The dump is indescribable. My taxi driver refused to go closer than two blocks, saying the odor was too disgusting and the place too dangerous. I walked from the cab to the nuns’ house and that afternoon, went with a couple of them as they visited people in the squalor of the dump, which I estimate to have been several square miles in size.
Unbelievable
Yes, I wrote above that people actually lived in the dump, as unbelievable as that may seem. Their huts were made of whatever materials they could find. Often it was cardboard.
The nuns took me to visit a man who was dying in one of the huts. Walking the equivalent of a couple of blocks over trash and garbage that included dead rats, we entered the hut, lit by a single bulb (I don’t know how or where he got electricity.), hanging from the ceiling. He was alone, lying on a ragged cot. The nuns brought him water but otherwise simply tried to comfort him.

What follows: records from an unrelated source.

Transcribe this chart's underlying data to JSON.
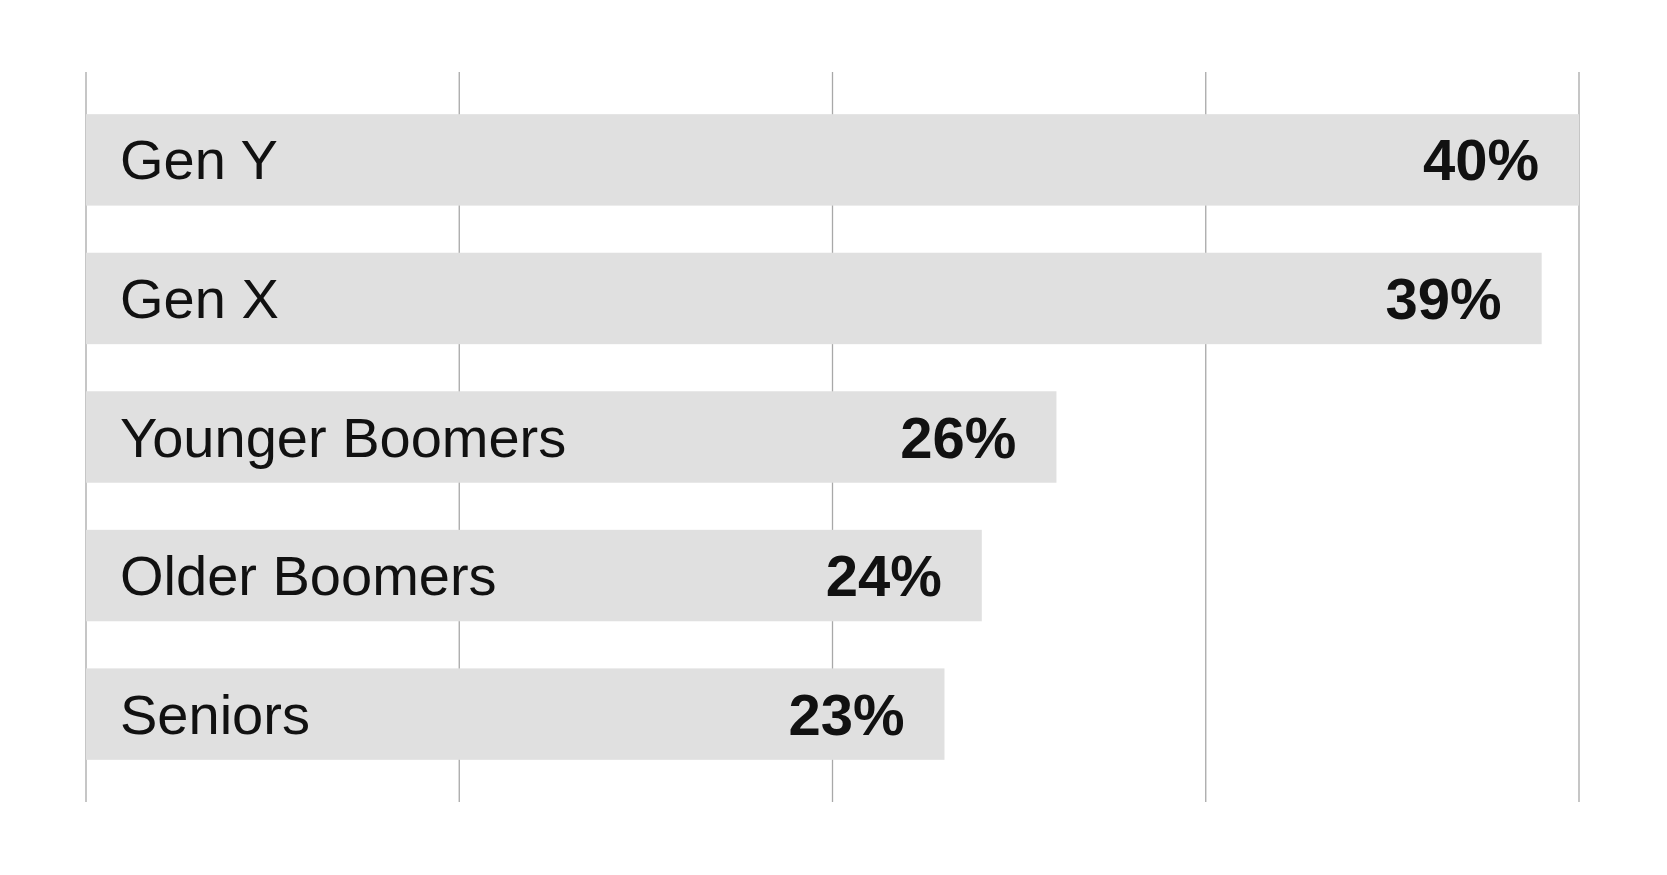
{
  "chart_data": {
    "type": "bar",
    "orientation": "horizontal",
    "categories": [
      "Gen Y",
      "Gen X",
      "Younger Boomers",
      "Older Boomers",
      "Seniors"
    ],
    "values": [
      40,
      39,
      26,
      24,
      23
    ],
    "color": "#e0e0e0",
    "value_labels": [
      "40%",
      "39%",
      "26%",
      "24%",
      "23%"
    ],
    "xlim": [
      0,
      40
    ],
    "xticks": [
      {
        "value": 0,
        "label": null
      },
      {
        "value": 10,
        "label": null
      },
      {
        "value": 20,
        "label": null
      },
      {
        "value": 30,
        "label": null
      },
      {
        "value": 40,
        "label": null
      }
    ],
    "grid": "x"
  }
}
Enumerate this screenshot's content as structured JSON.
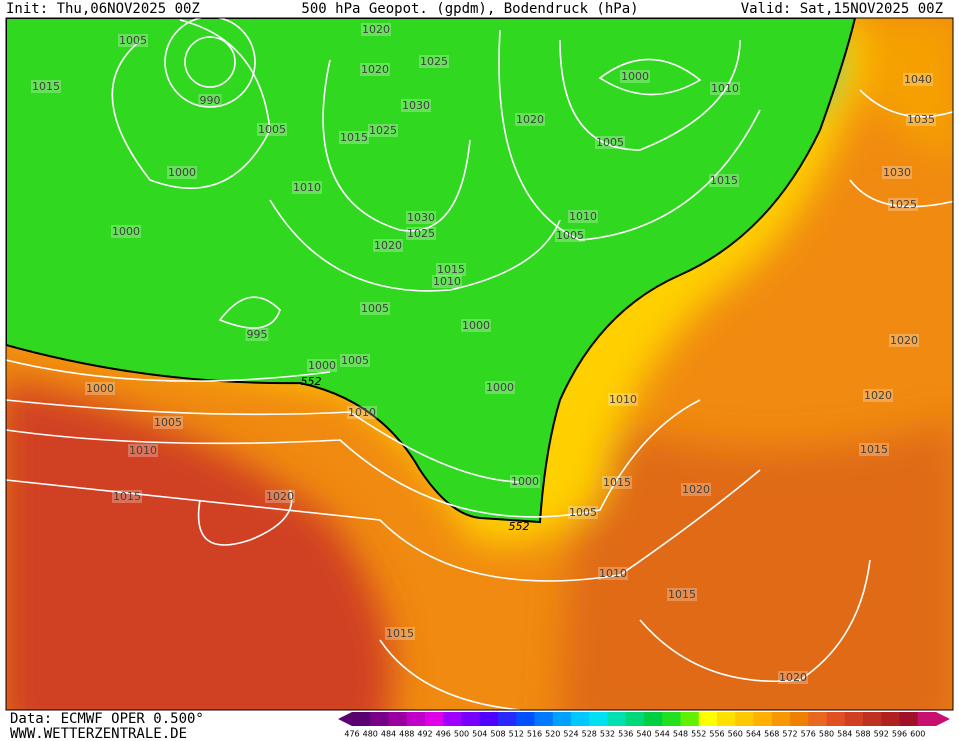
{
  "header": {
    "init": "Init: Thu,06NOV2025 00Z",
    "title": "500 hPa Geopot. (gpdm), Bodendruck (hPa)",
    "valid": "Valid: Sat,15NOV2025 00Z"
  },
  "footer": {
    "source": "Data: ECMWF OPER 0.500°",
    "site": "WWW.WETTERZENTRALE.DE"
  },
  "isobar_labels": [
    1005,
    1015,
    990,
    1005,
    1000,
    1000,
    995,
    1000,
    1005,
    1010,
    1015,
    1020,
    1000,
    1005,
    1010,
    1020,
    1020,
    1025,
    1030,
    1015,
    1025,
    1010,
    1030,
    1025,
    1020,
    1015,
    1010,
    1005,
    1000,
    1020,
    1000,
    1010,
    1005,
    1015,
    1010,
    1005,
    1000,
    1000,
    1010,
    1015,
    1020,
    1005,
    1010,
    1015,
    1015,
    1020,
    1040,
    1035,
    1030,
    1025,
    1020,
    1020,
    1015
  ],
  "contour_labels": [
    552,
    552
  ],
  "colorbar": {
    "ticks": [
      476,
      480,
      484,
      488,
      492,
      496,
      500,
      504,
      508,
      512,
      516,
      520,
      524,
      528,
      532,
      536,
      540,
      544,
      548,
      552,
      556,
      560,
      564,
      568,
      572,
      576,
      580,
      584,
      588,
      592,
      596,
      600
    ],
    "colors": [
      "#5a0070",
      "#780088",
      "#9a00a0",
      "#c000c8",
      "#e000e8",
      "#a000ff",
      "#7800ff",
      "#5000ff",
      "#2828ff",
      "#0050ff",
      "#0078ff",
      "#00a0ff",
      "#00c8ff",
      "#00e0f0",
      "#00e0b0",
      "#00d878",
      "#00d040",
      "#20e020",
      "#60f000",
      "#ffff00",
      "#ffe000",
      "#ffc800",
      "#ffb000",
      "#f89800",
      "#f08000",
      "#e86820",
      "#e05020",
      "#d04020",
      "#c03020",
      "#b02020",
      "#a01028",
      "#c81070"
    ]
  }
}
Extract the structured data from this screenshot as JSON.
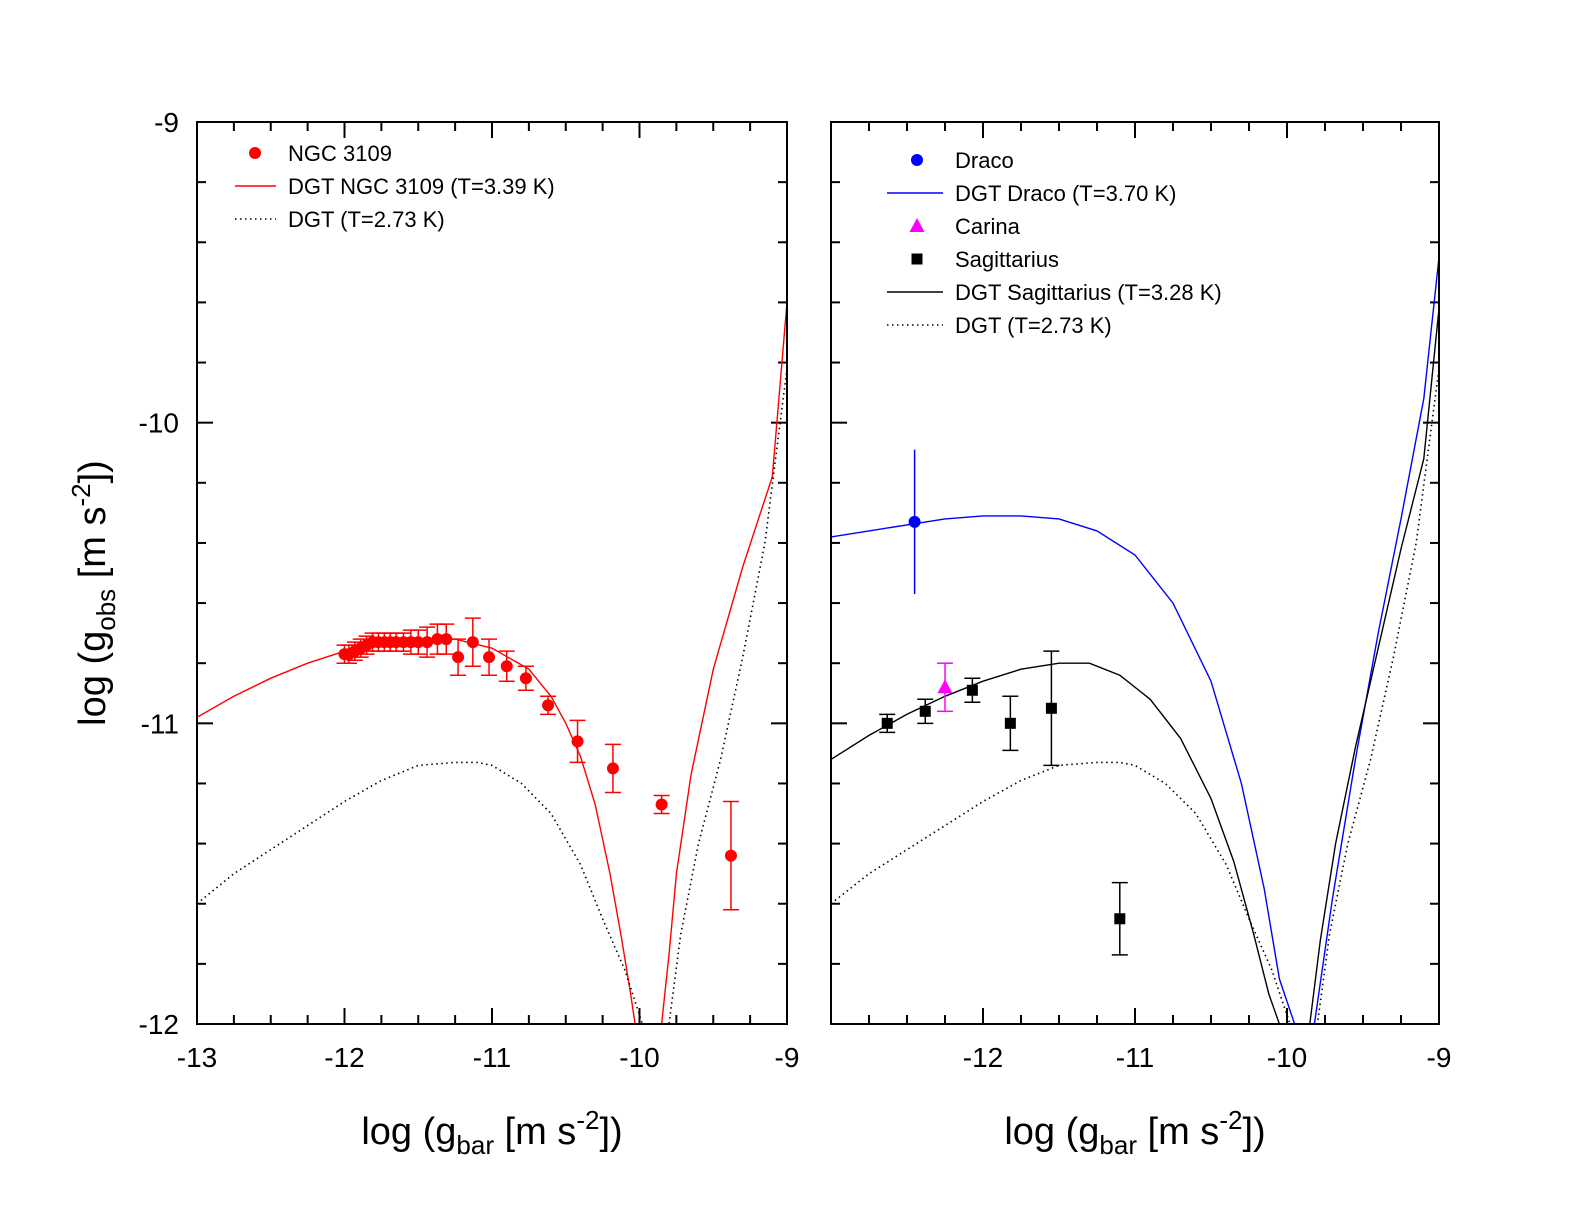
{
  "chart_data": [
    {
      "type": "scatter",
      "panel": "left",
      "xlabel": {
        "prefix": "log (g",
        "sub": "bar",
        "mid": " [m s",
        "sup": "-2",
        "suffix": "])"
      },
      "ylabel": {
        "prefix": "log (g",
        "sub": "obs",
        "mid": " [m s",
        "sup": "-2",
        "suffix": "])"
      },
      "xlim": [
        -13,
        -9
      ],
      "ylim": [
        -12,
        -9
      ],
      "xticks": [
        -13,
        -12,
        -11,
        -10,
        -9
      ],
      "xtick_labels": [
        "-13",
        "-12",
        "-11",
        "-10",
        "-9"
      ],
      "yticks": [
        -12,
        -11,
        -10,
        -9
      ],
      "ytick_labels": [
        "-12",
        "-11",
        "-10",
        "-9"
      ],
      "legend_position": "top-left",
      "series": [
        {
          "name": "NGC 3109",
          "kind": "points",
          "marker": "circle",
          "color": "#ff0000",
          "x": [
            -12.0,
            -11.97,
            -11.93,
            -11.89,
            -11.85,
            -11.81,
            -11.77,
            -11.73,
            -11.69,
            -11.65,
            -11.6,
            -11.55,
            -11.5,
            -11.44,
            -11.37,
            -11.31,
            -11.23,
            -11.13,
            -11.02,
            -10.9,
            -10.77,
            -10.62,
            -10.42,
            -10.18,
            -9.85,
            -9.38
          ],
          "y": [
            -10.77,
            -10.77,
            -10.76,
            -10.75,
            -10.74,
            -10.73,
            -10.73,
            -10.73,
            -10.73,
            -10.73,
            -10.73,
            -10.73,
            -10.73,
            -10.73,
            -10.72,
            -10.72,
            -10.78,
            -10.73,
            -10.78,
            -10.81,
            -10.85,
            -10.94,
            -11.06,
            -11.15,
            -11.27,
            -11.44
          ],
          "yerr": [
            0.03,
            0.03,
            0.03,
            0.03,
            0.03,
            0.03,
            0.03,
            0.03,
            0.03,
            0.03,
            0.03,
            0.04,
            0.04,
            0.05,
            0.05,
            0.05,
            0.06,
            0.08,
            0.06,
            0.05,
            0.04,
            0.03,
            0.07,
            0.08,
            0.03,
            0.18
          ]
        },
        {
          "name": "DGT NGC 3109 (T=3.39 K)",
          "kind": "line",
          "style": "solid",
          "color": "#ff0000",
          "x": [
            -13.0,
            -12.75,
            -12.5,
            -12.25,
            -12.0,
            -11.75,
            -11.5,
            -11.25,
            -11.0,
            -10.75,
            -10.6,
            -10.5,
            -10.4,
            -10.3,
            -10.2,
            -10.12,
            -10.06,
            -10.03,
            -9.85,
            -9.8,
            -9.75,
            -9.65,
            -9.5,
            -9.3,
            -9.1,
            -9.0
          ],
          "y": [
            -10.98,
            -10.91,
            -10.85,
            -10.8,
            -10.76,
            -10.73,
            -10.72,
            -10.72,
            -10.75,
            -10.82,
            -10.91,
            -11.0,
            -11.11,
            -11.27,
            -11.5,
            -11.72,
            -11.9,
            -12.0,
            -12.0,
            -11.77,
            -11.5,
            -11.17,
            -10.82,
            -10.48,
            -10.18,
            -9.6
          ]
        },
        {
          "name": "DGT  (T=2.73 K)",
          "kind": "line",
          "style": "dotted",
          "color": "#000000",
          "x": [
            -13.0,
            -12.75,
            -12.5,
            -12.25,
            -12.0,
            -11.75,
            -11.5,
            -11.25,
            -11.1,
            -11.0,
            -10.8,
            -10.6,
            -10.4,
            -10.25,
            -10.1,
            -9.98,
            -9.88,
            -9.8,
            -9.72,
            -9.6,
            -9.45,
            -9.3,
            -9.15,
            -9.0
          ],
          "y": [
            -11.6,
            -11.5,
            -11.42,
            -11.34,
            -11.26,
            -11.19,
            -11.14,
            -11.13,
            -11.13,
            -11.14,
            -11.2,
            -11.3,
            -11.47,
            -11.65,
            -11.82,
            -12.0,
            -12.0,
            -12.0,
            -11.7,
            -11.4,
            -11.12,
            -10.78,
            -10.4,
            -9.82
          ]
        }
      ]
    },
    {
      "type": "scatter",
      "panel": "right",
      "xlabel": {
        "prefix": "log (g",
        "sub": "bar",
        "mid": " [m s",
        "sup": "-2",
        "suffix": "])"
      },
      "xlim": [
        -13,
        -9
      ],
      "ylim": [
        -12,
        -9
      ],
      "xticks": [
        -13,
        -12,
        -11,
        -10,
        -9
      ],
      "xtick_labels": [
        "",
        "-12",
        "-11",
        "-10",
        "-9"
      ],
      "yticks": [
        -12,
        -11,
        -10,
        -9
      ],
      "legend_position": "top-left",
      "series": [
        {
          "name": "Draco",
          "kind": "points",
          "marker": "circle",
          "color": "#0000ff",
          "x": [
            -12.45
          ],
          "y": [
            -10.33
          ],
          "yerr": [
            0.24
          ],
          "xerr": [
            0
          ]
        },
        {
          "name": "DGT Draco (T=3.70 K)",
          "kind": "line",
          "style": "solid",
          "color": "#0000ff",
          "x": [
            -13.0,
            -12.75,
            -12.5,
            -12.25,
            -12.0,
            -11.75,
            -11.5,
            -11.25,
            -11.0,
            -10.75,
            -10.5,
            -10.3,
            -10.15,
            -10.05,
            -9.95,
            -9.82,
            -9.7,
            -9.55,
            -9.4,
            -9.25,
            -9.1,
            -9.0
          ],
          "y": [
            -10.38,
            -10.36,
            -10.34,
            -10.32,
            -10.31,
            -10.31,
            -10.32,
            -10.36,
            -10.44,
            -10.6,
            -10.86,
            -11.2,
            -11.55,
            -11.85,
            -12.0,
            -12.0,
            -11.58,
            -11.12,
            -10.7,
            -10.32,
            -9.92,
            -9.45
          ]
        },
        {
          "name": "Carina",
          "kind": "points",
          "marker": "triangle",
          "color": "#ff00ff",
          "x": [
            -12.25
          ],
          "y": [
            -10.88
          ],
          "yerr": [
            0.08
          ]
        },
        {
          "name": "Sagittarius",
          "kind": "points",
          "marker": "square",
          "color": "#000000",
          "x": [
            -12.63,
            -12.38,
            -12.07,
            -11.82,
            -11.55,
            -11.1
          ],
          "y": [
            -11.0,
            -10.96,
            -10.89,
            -11.0,
            -10.95,
            -11.65
          ],
          "yerr": [
            0.03,
            0.04,
            0.04,
            0.09,
            0.19,
            0.12
          ]
        },
        {
          "name": "DGT Sagittarius (T=3.28 K)",
          "kind": "line",
          "style": "solid",
          "color": "#000000",
          "x": [
            -13.0,
            -12.75,
            -12.5,
            -12.25,
            -12.0,
            -11.75,
            -11.5,
            -11.3,
            -11.1,
            -10.9,
            -10.7,
            -10.5,
            -10.35,
            -10.22,
            -10.12,
            -10.05,
            -9.85,
            -9.78,
            -9.68,
            -9.55,
            -9.4,
            -9.25,
            -9.1,
            -9.0
          ],
          "y": [
            -11.12,
            -11.04,
            -10.97,
            -10.91,
            -10.86,
            -10.82,
            -10.8,
            -10.8,
            -10.84,
            -10.92,
            -11.05,
            -11.25,
            -11.46,
            -11.7,
            -11.9,
            -12.0,
            -12.0,
            -11.72,
            -11.4,
            -11.08,
            -10.75,
            -10.42,
            -10.12,
            -9.62
          ]
        },
        {
          "name": "DGT (T=2.73 K)",
          "kind": "line",
          "style": "dotted",
          "color": "#000000",
          "x": [
            -13.0,
            -12.75,
            -12.5,
            -12.25,
            -12.0,
            -11.75,
            -11.5,
            -11.25,
            -11.1,
            -11.0,
            -10.8,
            -10.6,
            -10.4,
            -10.25,
            -10.1,
            -9.98,
            -9.88,
            -9.8,
            -9.72,
            -9.6,
            -9.45,
            -9.3,
            -9.15,
            -9.0
          ],
          "y": [
            -11.6,
            -11.5,
            -11.42,
            -11.34,
            -11.26,
            -11.19,
            -11.14,
            -11.13,
            -11.13,
            -11.14,
            -11.2,
            -11.3,
            -11.47,
            -11.65,
            -11.82,
            -12.0,
            -12.0,
            -12.0,
            -11.7,
            -11.4,
            -11.12,
            -10.78,
            -10.4,
            -9.82
          ]
        }
      ]
    }
  ]
}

They explained why people lived there. Garbage trucks arrived daily, at all hours, from various parts of the city, some from relatively affluent areas, some from poor areas. The people who lived off selling and using the garbage and trash wanted access to what came from the affluent areas, so they stayed there day and night to get the best stuff. There were continual fights over the rights to the refuse and a mafia within the dump tried to call the shots on who got what.
So, has God planned all this? If so, how is it possible that God assigned me to middle class parents and a comfortable life in a relatively safe small city and others to live in a living hell like the Mexico City dump?
You can believe what you want in that regard, but I don’t believe God has such a plan. I believe that most of life is random, including one’s birth and how the circumstances of our lives play out. What matters is how we respond to whatever hand we’re played. And I believe people like those who live in the dump have a leg up on the rest of us when it comes to God’s love and any reward in the afterlife.
“Blessed are the poor,” said Jesus in the gospels, “for theirs is the kingdom of heaven.”
The gospels have a lot to say about God’s preference for the poor, in fact. It doesn’t mean that we who are not poor aren’t loved by God, but in my view, it means our relative prosperity doesn’t provide any favorable status as it does in this life. And much depends, in fact, on how we treat those who are poor.
Gratitude
For people searching for God, the other important aspect to the question of the circumstances of our birth and lives is our gratitude to God for what we are and have. We are free to be ungrateful and that reminds me of another gospel story, the one about Jesus curing 10 lepers.
Only one of them - a Samaritan and despised outsider to most Jews - after following Jesus’ request that they go and show their cured selves to the priests, returned to thank him.
“Were not 10 cleaned?” Jesus asks. “Where are the nine? Was no one found to return and give praise to God except this foreigner?”
Life is certainly unfair, like the cards we're dealt in a poker game, and it would be hard to be grateful for living in a garbage dump. As for the rest of us, we should be embarrassed that we allow our fellow humans to live that way and strive to do something about it. I believe God expects us to make it more fair.
And we who have been spared that life should be especially grateful.